Note especially the words, “no state constitutional provision.” On Monday after SCOTUS dropped the Dobbs decision, lawsuits were filed in Louisianna, Utah, Kentucky, and Idaho. More are sure to follow. All these lawsuits claim that “trigger laws” in those states violate that state’s constitution.
Regarding one such claim, Bill Duncan, a research fellow at the Sutherland Institute admits, “I think that’s going to be a really hard thing to establish for them. I don’t think that the Utah Constitution has ever been read to require that, and I don’t think the history or tradition of the state’s constitution supports that idea.”
As of this writing, no lawsuits have been filed against Wyoming’s trigger law. Any such suit would face “an uphill battle” for at least two reasons.
First, at the center of Dobbs is the judgment, “The Constitution makes no reference to abortion, and no such right is implicitly protected by any constitutional provision, including …the Due Process Clause of the Fourteenth Amendment.” This judgment ought to hold for Wyoming’s Constitution which contains the language of the Fourteenth Amendment verbatim: “No person shall be deprived of life, liberty or property without due process of law” (Art. 1, Sec. 6).
Even more fundamentally, Wyoming’s constitutional provision of “Equality of all” explicitly states, “In their inherent right to life, liberty and the pursuit of happiness, all members of the human race are equal” (Art. 1, Sec. 2). Prior to Wyoming’s statehood, a theory that denies “personhood” to certain human beings caused a great Civil War. This discredited religio-philosophical theory had been used by the Taney Court to deny Dred Scott his constitutional rights. It was decisively overruled by the Thirteenth and Fourteenth amendments. Against that sad history, Wyoming grounded equality not on “personhood,” but purely on one’s membership in “the human race.”

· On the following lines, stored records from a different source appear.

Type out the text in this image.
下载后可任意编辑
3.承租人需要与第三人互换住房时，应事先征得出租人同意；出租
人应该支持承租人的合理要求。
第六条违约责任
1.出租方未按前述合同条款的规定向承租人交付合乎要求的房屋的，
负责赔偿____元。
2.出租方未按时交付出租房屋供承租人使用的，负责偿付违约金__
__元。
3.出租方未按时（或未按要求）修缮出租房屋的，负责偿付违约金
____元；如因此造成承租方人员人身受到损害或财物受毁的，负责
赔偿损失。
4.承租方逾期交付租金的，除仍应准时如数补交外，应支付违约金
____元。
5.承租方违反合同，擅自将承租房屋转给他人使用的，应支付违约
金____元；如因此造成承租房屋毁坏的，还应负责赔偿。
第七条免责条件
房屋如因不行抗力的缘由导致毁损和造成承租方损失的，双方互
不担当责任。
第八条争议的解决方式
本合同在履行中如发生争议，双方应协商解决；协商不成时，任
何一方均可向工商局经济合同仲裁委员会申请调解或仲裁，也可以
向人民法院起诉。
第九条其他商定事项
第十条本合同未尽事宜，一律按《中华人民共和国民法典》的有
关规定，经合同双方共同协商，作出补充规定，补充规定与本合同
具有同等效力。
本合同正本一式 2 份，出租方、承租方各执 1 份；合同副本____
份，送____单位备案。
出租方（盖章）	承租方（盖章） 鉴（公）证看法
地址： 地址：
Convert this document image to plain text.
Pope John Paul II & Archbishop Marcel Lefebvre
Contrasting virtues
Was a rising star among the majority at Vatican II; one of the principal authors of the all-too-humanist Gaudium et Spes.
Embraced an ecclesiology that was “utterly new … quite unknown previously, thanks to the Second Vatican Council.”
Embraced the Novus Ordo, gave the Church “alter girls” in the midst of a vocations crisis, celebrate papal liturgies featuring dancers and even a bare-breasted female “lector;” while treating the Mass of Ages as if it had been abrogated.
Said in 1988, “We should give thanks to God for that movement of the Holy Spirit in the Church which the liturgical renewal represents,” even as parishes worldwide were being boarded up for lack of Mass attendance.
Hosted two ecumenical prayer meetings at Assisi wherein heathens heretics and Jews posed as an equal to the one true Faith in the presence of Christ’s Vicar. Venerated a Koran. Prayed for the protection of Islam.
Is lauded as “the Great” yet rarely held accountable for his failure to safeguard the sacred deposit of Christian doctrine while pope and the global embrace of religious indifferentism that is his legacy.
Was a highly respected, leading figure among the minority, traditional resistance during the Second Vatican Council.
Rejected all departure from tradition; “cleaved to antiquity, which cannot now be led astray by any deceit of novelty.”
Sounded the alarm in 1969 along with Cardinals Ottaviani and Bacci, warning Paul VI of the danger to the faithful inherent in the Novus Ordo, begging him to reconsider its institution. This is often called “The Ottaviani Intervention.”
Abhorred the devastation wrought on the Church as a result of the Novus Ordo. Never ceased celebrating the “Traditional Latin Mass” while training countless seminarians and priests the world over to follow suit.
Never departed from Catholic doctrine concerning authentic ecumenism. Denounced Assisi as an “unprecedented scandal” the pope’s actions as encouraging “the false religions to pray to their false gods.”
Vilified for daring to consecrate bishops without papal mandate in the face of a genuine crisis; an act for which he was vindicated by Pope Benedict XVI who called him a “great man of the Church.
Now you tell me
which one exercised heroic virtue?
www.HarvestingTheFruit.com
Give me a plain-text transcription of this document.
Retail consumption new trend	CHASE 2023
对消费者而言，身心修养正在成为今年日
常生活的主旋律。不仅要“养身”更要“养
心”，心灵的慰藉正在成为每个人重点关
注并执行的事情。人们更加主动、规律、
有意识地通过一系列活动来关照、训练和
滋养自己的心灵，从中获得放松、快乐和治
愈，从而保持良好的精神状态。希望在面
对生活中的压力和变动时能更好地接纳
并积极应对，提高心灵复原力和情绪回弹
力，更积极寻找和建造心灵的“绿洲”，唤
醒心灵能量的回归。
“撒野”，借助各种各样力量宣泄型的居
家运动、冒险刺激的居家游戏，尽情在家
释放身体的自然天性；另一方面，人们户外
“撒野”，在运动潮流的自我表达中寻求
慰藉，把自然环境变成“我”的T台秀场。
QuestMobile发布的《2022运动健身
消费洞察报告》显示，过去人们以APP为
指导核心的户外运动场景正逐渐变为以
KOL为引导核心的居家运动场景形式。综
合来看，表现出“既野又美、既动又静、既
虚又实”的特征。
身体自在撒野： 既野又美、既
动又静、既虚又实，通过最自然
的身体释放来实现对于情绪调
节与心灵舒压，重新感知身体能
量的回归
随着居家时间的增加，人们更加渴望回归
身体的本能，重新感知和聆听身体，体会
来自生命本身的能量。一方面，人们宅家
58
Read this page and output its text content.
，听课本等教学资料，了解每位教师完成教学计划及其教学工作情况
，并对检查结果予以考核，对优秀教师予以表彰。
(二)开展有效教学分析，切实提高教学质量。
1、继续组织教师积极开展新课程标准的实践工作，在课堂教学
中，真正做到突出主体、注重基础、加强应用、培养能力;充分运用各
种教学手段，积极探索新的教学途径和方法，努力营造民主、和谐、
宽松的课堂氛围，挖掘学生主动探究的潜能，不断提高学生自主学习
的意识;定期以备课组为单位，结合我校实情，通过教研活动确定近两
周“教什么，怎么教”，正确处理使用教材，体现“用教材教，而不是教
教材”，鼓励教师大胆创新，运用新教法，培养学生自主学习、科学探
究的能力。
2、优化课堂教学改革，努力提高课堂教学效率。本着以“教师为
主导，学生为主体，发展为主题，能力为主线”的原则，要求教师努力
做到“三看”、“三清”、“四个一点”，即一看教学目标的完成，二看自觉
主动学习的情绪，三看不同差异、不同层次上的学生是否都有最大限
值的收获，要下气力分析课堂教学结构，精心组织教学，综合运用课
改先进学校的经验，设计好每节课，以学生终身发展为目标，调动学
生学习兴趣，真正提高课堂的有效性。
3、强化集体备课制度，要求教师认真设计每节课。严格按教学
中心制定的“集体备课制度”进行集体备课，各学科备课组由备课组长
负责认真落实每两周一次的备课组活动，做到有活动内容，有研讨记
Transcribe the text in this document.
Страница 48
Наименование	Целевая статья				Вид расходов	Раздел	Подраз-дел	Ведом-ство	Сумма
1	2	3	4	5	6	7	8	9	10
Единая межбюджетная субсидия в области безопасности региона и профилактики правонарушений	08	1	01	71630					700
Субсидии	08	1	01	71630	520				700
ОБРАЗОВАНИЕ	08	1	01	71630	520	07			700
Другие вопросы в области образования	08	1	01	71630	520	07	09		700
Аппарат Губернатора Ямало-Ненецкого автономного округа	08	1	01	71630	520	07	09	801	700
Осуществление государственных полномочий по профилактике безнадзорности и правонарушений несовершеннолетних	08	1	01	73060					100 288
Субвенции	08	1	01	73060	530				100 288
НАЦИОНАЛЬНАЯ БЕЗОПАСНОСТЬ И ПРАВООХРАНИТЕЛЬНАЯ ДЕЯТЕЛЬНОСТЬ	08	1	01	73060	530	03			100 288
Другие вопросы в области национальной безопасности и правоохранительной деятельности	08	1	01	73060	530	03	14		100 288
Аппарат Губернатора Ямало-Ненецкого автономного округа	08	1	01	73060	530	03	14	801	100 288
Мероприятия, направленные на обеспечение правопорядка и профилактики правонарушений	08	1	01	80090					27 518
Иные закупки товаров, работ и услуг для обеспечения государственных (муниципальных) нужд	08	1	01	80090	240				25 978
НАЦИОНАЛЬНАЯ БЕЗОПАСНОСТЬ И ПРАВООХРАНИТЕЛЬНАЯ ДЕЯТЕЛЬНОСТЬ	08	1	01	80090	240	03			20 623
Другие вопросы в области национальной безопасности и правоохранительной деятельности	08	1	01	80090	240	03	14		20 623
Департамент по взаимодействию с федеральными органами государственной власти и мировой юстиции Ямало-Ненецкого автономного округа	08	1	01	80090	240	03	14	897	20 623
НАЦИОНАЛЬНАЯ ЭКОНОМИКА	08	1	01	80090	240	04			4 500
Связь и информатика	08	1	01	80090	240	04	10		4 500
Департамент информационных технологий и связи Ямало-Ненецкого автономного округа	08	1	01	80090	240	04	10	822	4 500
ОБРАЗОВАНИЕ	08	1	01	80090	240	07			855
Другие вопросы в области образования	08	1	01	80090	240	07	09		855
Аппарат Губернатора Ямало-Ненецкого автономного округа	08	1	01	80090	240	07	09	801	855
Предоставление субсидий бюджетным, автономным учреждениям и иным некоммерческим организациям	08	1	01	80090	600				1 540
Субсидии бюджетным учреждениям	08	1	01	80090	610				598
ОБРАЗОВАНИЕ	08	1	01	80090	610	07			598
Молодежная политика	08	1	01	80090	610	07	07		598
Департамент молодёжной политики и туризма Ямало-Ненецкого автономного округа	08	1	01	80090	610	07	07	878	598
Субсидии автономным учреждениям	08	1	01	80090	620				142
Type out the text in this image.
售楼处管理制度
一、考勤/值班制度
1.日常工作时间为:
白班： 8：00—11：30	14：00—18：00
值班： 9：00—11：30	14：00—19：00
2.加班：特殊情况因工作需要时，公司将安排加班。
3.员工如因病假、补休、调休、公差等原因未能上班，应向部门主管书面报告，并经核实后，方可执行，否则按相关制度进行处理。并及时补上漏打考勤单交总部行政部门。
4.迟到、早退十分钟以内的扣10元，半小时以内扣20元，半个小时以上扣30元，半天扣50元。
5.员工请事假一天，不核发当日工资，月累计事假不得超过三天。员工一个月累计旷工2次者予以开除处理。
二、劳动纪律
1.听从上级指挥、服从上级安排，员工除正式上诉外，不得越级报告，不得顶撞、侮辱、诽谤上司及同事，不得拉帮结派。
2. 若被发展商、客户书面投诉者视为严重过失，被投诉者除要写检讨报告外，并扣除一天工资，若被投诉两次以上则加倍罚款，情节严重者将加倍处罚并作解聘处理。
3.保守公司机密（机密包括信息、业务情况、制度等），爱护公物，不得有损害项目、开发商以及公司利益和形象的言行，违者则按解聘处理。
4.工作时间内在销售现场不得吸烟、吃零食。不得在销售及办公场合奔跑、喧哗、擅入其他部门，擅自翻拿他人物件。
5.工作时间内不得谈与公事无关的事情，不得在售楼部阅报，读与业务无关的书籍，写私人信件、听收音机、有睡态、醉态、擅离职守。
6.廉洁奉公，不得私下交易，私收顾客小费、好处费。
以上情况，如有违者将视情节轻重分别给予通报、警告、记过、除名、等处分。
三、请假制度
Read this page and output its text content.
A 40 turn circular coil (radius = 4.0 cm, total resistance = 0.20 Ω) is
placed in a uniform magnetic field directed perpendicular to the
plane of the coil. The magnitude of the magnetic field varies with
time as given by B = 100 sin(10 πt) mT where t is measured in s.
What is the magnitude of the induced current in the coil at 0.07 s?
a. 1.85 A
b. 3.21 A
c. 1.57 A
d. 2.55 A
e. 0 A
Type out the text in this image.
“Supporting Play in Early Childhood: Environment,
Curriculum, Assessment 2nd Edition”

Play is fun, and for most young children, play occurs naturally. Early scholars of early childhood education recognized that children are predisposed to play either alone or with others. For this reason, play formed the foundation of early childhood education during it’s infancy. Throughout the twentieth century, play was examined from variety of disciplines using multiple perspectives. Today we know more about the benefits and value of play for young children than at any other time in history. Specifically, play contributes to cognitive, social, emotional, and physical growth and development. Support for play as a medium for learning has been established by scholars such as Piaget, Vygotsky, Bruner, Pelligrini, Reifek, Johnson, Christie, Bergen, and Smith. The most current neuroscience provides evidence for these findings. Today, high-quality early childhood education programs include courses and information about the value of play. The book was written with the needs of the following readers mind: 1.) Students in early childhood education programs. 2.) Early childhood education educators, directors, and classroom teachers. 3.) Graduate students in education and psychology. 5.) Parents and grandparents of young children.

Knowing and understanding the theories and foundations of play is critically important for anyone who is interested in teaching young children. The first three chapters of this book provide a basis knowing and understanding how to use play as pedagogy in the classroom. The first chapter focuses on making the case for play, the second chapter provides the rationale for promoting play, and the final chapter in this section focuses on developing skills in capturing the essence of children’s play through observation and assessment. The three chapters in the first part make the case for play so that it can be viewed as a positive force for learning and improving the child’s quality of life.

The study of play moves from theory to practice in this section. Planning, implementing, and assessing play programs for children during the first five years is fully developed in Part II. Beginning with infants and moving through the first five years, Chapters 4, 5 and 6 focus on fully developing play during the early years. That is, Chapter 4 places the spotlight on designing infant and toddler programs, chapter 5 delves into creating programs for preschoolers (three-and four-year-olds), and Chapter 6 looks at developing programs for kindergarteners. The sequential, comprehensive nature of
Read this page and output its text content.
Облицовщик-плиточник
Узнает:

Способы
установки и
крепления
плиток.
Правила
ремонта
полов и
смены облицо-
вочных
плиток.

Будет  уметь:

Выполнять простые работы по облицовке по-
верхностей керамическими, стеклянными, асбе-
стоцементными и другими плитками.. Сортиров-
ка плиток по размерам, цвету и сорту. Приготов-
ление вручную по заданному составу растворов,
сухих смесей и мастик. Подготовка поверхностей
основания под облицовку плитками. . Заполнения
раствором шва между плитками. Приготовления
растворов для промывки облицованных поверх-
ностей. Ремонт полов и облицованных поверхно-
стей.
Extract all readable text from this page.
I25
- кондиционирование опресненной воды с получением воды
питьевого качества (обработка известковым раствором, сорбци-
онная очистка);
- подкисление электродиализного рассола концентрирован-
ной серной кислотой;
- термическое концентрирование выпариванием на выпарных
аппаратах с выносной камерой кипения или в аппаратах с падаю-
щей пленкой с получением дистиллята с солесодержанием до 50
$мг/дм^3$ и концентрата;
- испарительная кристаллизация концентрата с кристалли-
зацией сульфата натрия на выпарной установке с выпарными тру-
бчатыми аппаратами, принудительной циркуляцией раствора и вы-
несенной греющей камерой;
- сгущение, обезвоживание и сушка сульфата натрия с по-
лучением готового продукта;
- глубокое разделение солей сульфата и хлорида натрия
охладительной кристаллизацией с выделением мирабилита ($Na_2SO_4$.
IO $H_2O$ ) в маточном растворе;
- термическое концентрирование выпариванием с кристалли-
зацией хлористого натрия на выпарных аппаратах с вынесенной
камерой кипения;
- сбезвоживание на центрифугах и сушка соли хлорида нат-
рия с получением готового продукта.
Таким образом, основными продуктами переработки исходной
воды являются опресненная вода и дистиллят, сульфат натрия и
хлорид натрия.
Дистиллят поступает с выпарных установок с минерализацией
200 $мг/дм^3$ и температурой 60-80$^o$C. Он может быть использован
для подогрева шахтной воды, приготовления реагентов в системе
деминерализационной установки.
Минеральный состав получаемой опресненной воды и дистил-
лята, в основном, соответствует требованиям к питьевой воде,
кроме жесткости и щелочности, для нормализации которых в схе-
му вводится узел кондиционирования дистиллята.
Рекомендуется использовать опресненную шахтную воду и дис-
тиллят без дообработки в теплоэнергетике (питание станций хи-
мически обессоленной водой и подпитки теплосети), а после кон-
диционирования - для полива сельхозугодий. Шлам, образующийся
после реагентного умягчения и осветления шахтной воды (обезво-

Almost a year ago, (July 2021), Wyoming's attorney general, Bridget Hill, signed an amicus brief at the direction of Governor Mark Gordon. Wyoming joined 23 other states in arguing, “The Court’s abortion precedent is erroneous, inconsistent, uneven, and unreliable. Traditional stare decisis principles cannot save it. Roe and Casey should be overruled.” Last Friday, when the Court agreed and granted their petition, Governor Gordon tweeted, “This is a decisive win for those who have fought for the rights of the unborn for the past 50 years. I signed Wyoming’s prohibition on abortion bill because I believe that the decision to regulate abortions should be left to the states.”
Governor Mark Gordon |
The eyes of Wyoming are now on the Governor’s office. Wyoming law gives Attorney General, Bridget Hill, thirty days from last Friday to review Dobbs and report “to the joint judiciary interim committee and the governor.” Her review is to advise “that the supreme court (sic) of the United States has overruled Roe v. Wade, 410 U.S. 113 (1973) in a manner that would authorize the enforcement of [the Abortion prohibition law].”
Upon receipt of this review, Governor Gordon can certify those results to the Secretary of State. Five days later, Wyoming’s statutes will be updated to reflect the people’s desire to give equal protection in law to “all members of the human race,” as our Constitution demands.
No doubt these public servants are facing significant pressure from special-interest groups to find some avenue to deny certification of the trigger law. Wyomingites can help them by praying for them, encouraging them, and defending them in the performance of their duties. Together the people can reclaim the right to enact Wyoming’s Constitution after five decades of unjust interference from the federal judiciary.